On the other hand, silvicultural decisions should also take into account that small trees might exert undesired effects on dominant trees under drought stress conditions; i.e. in years with ample water supply or on continuously moist sites where tree growth is mainly limited by light, small trees may contribute to stand growth without disadvantageous effects on the dominant trees. So, their elimination may hardly improve the growth of the dominant trees but lower the total stand growth as described by Pretzsch (2005). In dry years or on dry sites, in contrast, those small trees may increase the competition for water and slow down the growth of the tall trees. As they use considerable amounts of water, they may aggravate the drought stress of their taller neighbours and their recovery. So, their removal by thinning might homogenize the stand structure but increase the growth of the valuable future crop trees under stress conditions (Aussenac and Granier 1988; Martín-Benito et al. 2010). Consequently, on dry sites, the thinning of the small trees may increase the stand growth as described by the uni-modal stand density-growth relationship (Assmann 1970). In wet years and on moist sites small trees can still considerably contribute to stand growth; while their contribution to stand growth is greater in dry years and on dry sites, they can become serious competitors to the dominant trees under such conditions. Their elimination may reduce drought stress and bark beetle damage (Wermelinger 2004) and increase stand growth as their tall neighbours can use the water more efficiently (Sohn et al. 2013; Gebhardt et al. 2014). So, if dry years occur frequently, the elimination of small trees will be favourable for the future crop trees on the expense of stand structure.
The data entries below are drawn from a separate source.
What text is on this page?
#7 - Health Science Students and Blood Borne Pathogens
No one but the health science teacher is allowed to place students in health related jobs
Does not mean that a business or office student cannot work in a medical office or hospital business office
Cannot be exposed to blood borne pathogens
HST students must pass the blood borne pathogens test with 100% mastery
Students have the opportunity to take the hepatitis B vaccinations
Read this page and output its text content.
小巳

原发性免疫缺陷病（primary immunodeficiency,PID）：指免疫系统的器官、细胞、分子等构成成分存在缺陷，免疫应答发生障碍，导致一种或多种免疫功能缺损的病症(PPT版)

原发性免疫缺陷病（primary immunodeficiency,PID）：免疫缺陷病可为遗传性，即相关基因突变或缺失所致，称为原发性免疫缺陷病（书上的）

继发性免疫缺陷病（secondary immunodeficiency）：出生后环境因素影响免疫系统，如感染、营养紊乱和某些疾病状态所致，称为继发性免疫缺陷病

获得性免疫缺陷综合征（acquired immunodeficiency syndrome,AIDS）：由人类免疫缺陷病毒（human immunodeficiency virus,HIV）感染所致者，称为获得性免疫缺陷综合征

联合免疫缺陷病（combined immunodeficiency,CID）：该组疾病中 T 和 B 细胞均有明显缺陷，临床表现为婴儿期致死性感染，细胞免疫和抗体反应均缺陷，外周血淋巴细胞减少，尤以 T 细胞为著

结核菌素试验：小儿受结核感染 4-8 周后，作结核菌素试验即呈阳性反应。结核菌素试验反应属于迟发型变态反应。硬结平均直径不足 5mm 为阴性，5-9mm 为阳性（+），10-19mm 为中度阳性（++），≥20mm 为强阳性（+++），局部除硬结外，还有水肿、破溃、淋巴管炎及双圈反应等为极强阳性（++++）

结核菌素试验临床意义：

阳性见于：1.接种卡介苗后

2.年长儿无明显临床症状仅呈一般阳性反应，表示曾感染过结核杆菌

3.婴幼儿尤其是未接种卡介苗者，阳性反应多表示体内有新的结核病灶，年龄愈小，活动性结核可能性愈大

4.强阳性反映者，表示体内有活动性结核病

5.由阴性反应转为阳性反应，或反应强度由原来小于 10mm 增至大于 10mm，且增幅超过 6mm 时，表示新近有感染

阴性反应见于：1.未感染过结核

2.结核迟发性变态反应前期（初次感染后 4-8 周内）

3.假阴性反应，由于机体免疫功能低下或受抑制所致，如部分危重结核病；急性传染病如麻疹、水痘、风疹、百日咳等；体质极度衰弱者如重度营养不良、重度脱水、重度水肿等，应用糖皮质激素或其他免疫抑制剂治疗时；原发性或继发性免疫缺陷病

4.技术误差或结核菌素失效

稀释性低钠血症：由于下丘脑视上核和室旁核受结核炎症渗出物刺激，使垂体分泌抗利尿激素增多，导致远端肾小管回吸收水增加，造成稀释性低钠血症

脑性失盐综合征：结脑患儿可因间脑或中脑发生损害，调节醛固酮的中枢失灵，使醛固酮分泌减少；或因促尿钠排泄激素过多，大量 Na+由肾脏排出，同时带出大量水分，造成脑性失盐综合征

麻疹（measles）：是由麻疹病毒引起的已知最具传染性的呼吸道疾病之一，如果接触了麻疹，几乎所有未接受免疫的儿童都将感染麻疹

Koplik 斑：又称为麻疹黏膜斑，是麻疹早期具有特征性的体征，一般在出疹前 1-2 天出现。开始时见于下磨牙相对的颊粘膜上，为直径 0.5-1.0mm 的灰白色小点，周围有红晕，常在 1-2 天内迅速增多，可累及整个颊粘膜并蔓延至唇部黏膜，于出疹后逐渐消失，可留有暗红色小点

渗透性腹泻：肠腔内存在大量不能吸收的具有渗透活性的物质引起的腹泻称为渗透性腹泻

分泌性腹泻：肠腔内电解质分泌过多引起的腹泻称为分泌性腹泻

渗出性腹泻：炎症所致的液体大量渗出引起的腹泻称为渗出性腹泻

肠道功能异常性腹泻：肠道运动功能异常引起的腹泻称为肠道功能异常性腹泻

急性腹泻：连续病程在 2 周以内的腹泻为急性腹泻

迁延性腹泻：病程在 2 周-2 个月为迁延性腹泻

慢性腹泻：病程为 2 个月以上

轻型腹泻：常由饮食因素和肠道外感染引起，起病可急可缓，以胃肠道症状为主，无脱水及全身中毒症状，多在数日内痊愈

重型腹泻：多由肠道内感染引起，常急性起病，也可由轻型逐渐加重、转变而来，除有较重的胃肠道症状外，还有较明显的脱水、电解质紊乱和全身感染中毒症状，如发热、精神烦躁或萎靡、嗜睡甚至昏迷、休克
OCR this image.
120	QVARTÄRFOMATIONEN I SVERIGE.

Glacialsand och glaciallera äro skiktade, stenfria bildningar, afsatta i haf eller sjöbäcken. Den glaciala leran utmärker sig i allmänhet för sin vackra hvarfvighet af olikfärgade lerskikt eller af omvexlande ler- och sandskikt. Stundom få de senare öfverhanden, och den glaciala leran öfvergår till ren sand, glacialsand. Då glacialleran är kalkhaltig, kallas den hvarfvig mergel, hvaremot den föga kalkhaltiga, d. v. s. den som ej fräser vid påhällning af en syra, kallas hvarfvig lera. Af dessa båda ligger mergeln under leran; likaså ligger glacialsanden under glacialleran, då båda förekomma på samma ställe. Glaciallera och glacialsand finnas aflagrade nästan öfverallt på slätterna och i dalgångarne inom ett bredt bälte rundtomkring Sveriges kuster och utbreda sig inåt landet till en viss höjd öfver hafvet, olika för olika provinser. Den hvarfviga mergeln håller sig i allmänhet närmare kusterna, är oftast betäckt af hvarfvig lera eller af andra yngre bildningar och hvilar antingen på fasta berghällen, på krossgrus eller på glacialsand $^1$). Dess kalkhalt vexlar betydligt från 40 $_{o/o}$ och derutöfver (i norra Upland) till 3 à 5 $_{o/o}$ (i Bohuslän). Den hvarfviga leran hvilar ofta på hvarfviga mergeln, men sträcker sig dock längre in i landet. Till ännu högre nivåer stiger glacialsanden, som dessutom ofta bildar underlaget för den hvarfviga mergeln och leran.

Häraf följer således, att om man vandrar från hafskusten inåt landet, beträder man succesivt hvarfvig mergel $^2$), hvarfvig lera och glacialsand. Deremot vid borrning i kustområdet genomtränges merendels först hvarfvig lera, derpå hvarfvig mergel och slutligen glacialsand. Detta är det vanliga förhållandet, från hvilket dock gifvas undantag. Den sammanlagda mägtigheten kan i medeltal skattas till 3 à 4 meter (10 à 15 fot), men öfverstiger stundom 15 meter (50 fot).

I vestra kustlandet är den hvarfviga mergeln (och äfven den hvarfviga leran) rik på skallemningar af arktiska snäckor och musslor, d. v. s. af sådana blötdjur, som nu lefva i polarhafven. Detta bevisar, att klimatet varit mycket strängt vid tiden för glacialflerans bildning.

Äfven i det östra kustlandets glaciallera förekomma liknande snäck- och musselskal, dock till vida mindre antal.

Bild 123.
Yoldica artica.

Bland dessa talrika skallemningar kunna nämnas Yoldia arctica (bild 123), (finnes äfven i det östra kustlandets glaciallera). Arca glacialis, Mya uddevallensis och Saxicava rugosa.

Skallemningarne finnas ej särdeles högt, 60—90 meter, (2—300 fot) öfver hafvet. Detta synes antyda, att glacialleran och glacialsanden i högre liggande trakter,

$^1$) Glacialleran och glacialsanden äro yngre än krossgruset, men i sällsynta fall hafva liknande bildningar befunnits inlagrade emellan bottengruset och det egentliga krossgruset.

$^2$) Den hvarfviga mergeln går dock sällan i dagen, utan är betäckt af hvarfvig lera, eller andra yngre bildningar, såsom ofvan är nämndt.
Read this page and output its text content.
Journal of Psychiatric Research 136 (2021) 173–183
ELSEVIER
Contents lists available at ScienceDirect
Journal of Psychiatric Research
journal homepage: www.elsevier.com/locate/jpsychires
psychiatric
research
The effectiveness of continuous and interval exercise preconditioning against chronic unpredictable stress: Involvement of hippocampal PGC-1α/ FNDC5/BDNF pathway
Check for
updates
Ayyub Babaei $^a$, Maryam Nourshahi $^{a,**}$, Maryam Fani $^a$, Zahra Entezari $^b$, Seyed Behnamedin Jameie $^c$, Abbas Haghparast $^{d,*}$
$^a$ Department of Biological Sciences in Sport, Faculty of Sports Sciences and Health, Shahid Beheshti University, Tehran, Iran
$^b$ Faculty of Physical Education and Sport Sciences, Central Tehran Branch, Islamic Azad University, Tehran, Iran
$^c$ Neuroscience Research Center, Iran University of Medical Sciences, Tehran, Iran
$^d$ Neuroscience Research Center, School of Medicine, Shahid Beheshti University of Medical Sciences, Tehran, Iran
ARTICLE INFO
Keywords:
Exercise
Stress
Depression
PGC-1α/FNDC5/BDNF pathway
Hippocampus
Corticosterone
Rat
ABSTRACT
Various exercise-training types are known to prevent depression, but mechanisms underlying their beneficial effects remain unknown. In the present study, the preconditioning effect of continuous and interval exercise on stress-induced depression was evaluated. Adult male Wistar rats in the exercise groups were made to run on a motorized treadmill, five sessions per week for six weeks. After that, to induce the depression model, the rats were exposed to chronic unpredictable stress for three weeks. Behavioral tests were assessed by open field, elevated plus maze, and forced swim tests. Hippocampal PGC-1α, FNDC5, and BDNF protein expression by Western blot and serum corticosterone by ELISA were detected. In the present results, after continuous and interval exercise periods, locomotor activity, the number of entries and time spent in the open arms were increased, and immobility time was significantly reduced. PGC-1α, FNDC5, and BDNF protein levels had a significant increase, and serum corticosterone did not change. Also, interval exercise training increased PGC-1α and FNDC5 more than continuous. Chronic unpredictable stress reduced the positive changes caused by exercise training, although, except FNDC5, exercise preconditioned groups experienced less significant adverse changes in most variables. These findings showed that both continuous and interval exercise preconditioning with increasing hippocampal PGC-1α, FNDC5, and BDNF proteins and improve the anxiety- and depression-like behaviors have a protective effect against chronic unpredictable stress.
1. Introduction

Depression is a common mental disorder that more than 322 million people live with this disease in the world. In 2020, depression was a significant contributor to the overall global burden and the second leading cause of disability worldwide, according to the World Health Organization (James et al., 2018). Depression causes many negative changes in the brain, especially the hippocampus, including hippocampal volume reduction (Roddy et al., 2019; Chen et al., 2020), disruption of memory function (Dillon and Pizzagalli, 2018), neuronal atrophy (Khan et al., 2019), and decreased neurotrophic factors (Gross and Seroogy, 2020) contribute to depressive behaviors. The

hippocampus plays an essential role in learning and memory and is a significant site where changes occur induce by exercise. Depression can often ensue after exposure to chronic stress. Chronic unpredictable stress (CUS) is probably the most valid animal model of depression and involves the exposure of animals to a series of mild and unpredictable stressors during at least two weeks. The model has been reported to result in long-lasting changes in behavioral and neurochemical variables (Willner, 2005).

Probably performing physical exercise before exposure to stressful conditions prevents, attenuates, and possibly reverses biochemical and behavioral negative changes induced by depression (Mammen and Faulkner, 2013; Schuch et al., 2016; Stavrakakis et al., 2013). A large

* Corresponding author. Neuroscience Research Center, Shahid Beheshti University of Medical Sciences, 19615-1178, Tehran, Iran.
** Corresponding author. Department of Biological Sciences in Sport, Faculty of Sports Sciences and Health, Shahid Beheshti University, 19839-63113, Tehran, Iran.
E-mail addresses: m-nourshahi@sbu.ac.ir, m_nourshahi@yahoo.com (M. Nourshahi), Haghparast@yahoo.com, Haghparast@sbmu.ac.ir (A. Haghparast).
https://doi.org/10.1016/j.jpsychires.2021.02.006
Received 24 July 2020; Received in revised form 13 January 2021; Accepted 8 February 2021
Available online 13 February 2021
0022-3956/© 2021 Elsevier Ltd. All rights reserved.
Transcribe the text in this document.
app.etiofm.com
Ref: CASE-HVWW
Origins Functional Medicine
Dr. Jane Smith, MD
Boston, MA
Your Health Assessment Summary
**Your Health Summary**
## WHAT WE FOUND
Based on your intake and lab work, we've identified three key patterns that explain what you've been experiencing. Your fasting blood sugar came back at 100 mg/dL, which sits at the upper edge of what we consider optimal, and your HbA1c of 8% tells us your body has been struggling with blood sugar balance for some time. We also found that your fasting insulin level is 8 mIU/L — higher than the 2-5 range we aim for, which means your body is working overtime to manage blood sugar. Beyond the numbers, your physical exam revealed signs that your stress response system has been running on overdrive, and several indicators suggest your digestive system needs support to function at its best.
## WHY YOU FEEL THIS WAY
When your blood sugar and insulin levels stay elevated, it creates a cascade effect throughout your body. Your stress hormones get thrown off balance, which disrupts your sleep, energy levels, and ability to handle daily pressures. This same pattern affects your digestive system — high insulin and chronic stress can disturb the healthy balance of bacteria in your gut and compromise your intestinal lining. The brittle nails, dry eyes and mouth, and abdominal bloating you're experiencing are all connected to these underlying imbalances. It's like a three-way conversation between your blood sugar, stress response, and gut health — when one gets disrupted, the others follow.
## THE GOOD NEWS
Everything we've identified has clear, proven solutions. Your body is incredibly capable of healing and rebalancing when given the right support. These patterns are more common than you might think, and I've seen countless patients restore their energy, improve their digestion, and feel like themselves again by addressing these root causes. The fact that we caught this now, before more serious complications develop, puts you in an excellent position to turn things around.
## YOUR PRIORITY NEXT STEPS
However, if the frequency of dry years is low, their elimination will homogenize stand structure without beneficial effects for the remaining trees. Of course, structural heterogeneity, habitat diversity, risk prevention, potential transformation to uneven-aged structures, are good reasons why small trees may be left in a stand (del Río et al. 2017). However, in view of climate change, elimination of small trees may strengthen growth and resistance of tall trees under water limited conditions.

Conclusions

In mature monospecific and mixed stands of Norway spruce and European beech we found as a general pattern that drought can alter the growth partitioning in favour of small at the expense of tall trees. This can result in a more even growth distribution between trees of different sizes and more heterogeneous stand structures under water limitation compared with moist conditions. Whereas this behaviour was evident and more pronounced in Norway spruce than European beech, we found just tendencies, but no significant differences between monospecific stands and mixed-species stands regarding this behaviour. Because of the far-reaching consequences of this water-dependent growth partitioning and population dynamics, future studies should further explore the relationship between water supply and inter-individual growth partitioning on a broader data base. The additional effect of stand density reduction and tree species selection would be of special interest for forestry. Whereas we studied the effect of episodic drought so far, ongoing water retention experiments and transect studies along gradients of water availability might reveal whether more frequent drought events and continuous drought stress may result in stand dynamics as known from permanently dry and continental areas of, e.g., central Spain, southwest USA, and inner South Africa.